Мой взгляд остановился на высохшем растении, которое все еще стояло на подоконнике. Кто-то должен его выбросить. Кто-то должен поставить вместо него орхидеи или еще что-то цветущее.
– Возможно, найдется совместимый неродственный донор в национальном реестре.
Брайан напряженно наклонился вперед.
– Но вы говорили, что пересадка костного мозга от неродственного донора опасна.
– Да, говорил, – согласился доктор Шанс. – Но иногда это все, что можно сделать.
Я посмотрела на него.
– А если мы не найдем совместимого донора?
– Тогда, – онколог потер лоб, – тогда мы будем пытаться поддерживать ее, пока наука не придумает что-то.
Он говорил о моей маленькой девочке как о какой-то машине с плохим карбюратором или о самолете, у которого не выпускается шасси.
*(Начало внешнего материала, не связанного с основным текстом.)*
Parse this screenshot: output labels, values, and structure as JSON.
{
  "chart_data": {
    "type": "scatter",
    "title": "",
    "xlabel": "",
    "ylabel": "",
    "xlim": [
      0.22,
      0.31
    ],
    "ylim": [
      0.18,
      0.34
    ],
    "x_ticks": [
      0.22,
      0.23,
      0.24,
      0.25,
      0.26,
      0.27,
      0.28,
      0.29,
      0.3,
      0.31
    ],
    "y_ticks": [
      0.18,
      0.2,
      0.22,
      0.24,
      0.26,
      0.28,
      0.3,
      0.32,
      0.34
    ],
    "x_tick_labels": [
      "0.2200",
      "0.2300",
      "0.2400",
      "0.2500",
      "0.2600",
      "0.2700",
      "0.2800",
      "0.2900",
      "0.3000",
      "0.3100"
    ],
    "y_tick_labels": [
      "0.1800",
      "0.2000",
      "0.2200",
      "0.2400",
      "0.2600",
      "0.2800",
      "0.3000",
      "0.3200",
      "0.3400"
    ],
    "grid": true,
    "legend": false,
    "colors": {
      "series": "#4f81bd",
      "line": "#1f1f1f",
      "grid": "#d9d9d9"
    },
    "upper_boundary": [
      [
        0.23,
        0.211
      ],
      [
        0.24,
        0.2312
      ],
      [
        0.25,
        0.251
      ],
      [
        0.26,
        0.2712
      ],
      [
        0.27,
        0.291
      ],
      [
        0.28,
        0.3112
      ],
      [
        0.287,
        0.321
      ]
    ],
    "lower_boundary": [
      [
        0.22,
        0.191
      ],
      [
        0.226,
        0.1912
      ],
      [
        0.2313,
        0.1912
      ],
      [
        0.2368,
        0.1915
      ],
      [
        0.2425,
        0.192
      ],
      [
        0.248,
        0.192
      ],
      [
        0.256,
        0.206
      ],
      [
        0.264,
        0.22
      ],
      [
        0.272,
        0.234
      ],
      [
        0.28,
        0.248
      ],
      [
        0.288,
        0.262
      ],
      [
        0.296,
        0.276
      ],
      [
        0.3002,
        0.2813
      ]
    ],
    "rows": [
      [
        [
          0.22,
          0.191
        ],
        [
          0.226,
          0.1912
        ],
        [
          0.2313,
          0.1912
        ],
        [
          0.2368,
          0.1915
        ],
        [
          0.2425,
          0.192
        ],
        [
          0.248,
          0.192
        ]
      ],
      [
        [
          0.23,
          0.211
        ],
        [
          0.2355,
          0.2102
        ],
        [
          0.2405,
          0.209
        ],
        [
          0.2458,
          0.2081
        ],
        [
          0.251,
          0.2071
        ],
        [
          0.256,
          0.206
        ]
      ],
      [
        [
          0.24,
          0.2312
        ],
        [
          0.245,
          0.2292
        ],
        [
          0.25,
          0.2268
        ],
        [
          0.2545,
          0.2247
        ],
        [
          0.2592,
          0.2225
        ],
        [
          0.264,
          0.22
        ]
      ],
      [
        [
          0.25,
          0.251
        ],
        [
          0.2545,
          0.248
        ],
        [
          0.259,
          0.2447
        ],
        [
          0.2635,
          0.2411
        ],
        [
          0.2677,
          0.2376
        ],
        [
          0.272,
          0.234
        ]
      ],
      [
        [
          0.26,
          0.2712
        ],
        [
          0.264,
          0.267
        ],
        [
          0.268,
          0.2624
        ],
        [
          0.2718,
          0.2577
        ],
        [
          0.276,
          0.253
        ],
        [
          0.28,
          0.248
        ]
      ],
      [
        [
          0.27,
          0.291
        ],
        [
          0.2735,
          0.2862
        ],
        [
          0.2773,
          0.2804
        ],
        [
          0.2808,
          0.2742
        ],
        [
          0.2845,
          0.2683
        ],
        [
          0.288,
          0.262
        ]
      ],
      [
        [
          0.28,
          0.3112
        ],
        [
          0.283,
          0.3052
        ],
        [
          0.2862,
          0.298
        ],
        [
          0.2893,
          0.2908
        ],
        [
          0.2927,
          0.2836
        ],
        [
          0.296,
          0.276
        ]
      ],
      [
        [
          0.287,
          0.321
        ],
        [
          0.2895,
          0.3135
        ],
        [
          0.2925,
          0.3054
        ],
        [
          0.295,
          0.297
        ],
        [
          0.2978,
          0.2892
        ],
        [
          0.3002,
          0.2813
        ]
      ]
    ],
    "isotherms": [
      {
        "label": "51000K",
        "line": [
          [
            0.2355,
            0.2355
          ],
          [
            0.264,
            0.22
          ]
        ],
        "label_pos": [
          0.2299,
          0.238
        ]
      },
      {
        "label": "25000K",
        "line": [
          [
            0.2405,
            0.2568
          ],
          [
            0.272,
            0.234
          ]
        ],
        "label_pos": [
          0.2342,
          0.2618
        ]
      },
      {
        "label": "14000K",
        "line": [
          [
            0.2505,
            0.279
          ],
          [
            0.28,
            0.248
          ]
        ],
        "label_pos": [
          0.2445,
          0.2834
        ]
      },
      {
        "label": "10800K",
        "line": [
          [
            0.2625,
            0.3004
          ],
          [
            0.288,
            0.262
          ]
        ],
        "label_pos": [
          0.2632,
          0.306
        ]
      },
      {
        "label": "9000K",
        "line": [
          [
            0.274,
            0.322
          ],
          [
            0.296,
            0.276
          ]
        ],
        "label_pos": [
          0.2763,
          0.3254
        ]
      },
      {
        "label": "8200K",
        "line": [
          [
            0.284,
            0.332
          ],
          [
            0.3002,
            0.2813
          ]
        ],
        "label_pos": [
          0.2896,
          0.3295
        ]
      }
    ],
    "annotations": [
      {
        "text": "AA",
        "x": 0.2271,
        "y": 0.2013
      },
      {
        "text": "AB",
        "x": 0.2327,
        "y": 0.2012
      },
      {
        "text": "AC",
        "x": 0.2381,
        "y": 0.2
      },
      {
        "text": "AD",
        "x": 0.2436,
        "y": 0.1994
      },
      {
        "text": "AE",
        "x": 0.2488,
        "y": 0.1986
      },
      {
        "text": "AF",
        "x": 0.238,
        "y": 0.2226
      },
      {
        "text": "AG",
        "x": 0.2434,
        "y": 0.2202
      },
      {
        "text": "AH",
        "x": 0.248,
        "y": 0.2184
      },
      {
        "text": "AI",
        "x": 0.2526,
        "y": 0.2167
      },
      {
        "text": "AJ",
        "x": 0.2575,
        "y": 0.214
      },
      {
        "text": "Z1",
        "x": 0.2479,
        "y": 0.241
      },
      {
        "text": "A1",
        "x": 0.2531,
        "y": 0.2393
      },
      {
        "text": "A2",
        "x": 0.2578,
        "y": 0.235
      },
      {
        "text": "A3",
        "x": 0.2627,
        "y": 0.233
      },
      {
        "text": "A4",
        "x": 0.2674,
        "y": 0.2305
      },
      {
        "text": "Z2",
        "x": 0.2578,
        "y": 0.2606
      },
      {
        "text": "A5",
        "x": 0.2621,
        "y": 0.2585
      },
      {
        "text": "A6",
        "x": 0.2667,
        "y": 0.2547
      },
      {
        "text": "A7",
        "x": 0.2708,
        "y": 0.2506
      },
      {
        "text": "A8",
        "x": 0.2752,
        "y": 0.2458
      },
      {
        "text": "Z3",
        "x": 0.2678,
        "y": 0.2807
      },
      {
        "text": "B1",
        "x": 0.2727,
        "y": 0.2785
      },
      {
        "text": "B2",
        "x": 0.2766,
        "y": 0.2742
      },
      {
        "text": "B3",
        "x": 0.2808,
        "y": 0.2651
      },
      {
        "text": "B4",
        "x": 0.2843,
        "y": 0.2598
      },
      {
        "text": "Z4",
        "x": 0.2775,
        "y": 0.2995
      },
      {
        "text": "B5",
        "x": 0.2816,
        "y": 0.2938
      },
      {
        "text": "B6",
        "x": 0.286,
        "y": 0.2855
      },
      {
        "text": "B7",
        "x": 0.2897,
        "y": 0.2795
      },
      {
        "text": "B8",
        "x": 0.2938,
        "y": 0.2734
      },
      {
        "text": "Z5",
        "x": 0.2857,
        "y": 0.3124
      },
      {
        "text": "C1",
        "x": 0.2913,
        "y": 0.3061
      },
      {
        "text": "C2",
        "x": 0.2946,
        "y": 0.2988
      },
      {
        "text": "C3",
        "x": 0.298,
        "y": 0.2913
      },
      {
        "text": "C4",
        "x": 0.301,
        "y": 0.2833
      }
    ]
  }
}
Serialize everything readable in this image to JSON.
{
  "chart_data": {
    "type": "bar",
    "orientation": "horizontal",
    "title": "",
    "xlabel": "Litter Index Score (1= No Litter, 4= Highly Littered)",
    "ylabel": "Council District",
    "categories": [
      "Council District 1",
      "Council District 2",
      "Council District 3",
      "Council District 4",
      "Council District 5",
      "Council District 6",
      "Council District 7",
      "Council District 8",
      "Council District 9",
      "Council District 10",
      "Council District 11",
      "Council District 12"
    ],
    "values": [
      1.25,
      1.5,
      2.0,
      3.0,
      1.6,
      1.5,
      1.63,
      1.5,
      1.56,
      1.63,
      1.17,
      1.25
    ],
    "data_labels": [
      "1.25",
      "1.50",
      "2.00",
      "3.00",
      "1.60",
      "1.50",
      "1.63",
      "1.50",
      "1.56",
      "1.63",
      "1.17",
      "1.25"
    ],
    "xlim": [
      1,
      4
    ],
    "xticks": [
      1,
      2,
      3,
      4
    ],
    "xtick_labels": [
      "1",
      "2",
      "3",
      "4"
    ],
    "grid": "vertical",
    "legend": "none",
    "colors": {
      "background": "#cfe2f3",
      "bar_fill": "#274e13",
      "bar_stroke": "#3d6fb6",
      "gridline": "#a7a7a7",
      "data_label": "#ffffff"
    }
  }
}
Чтобы не смотреть на все это, я отвернулась и увидела, как скрученные листья растения опадают на ковер. Не сказав ни слова, я встала, схватила горшок, вышла из кабинета доктора, прошла мимо регистратуры, мимо пришибленных горем родителей с их больными детьми и вывернула все содержимое горшка в первую же попавшуюся урну, рассыпав землю. Я смотрела на керамический горшок в руках, горя желанием разбить его о кафельный пол, когда услышала за спиной голос доктора Шанса.
– Сара, с вами все в порядке?
Я обернулась, на глазах выступили слезы.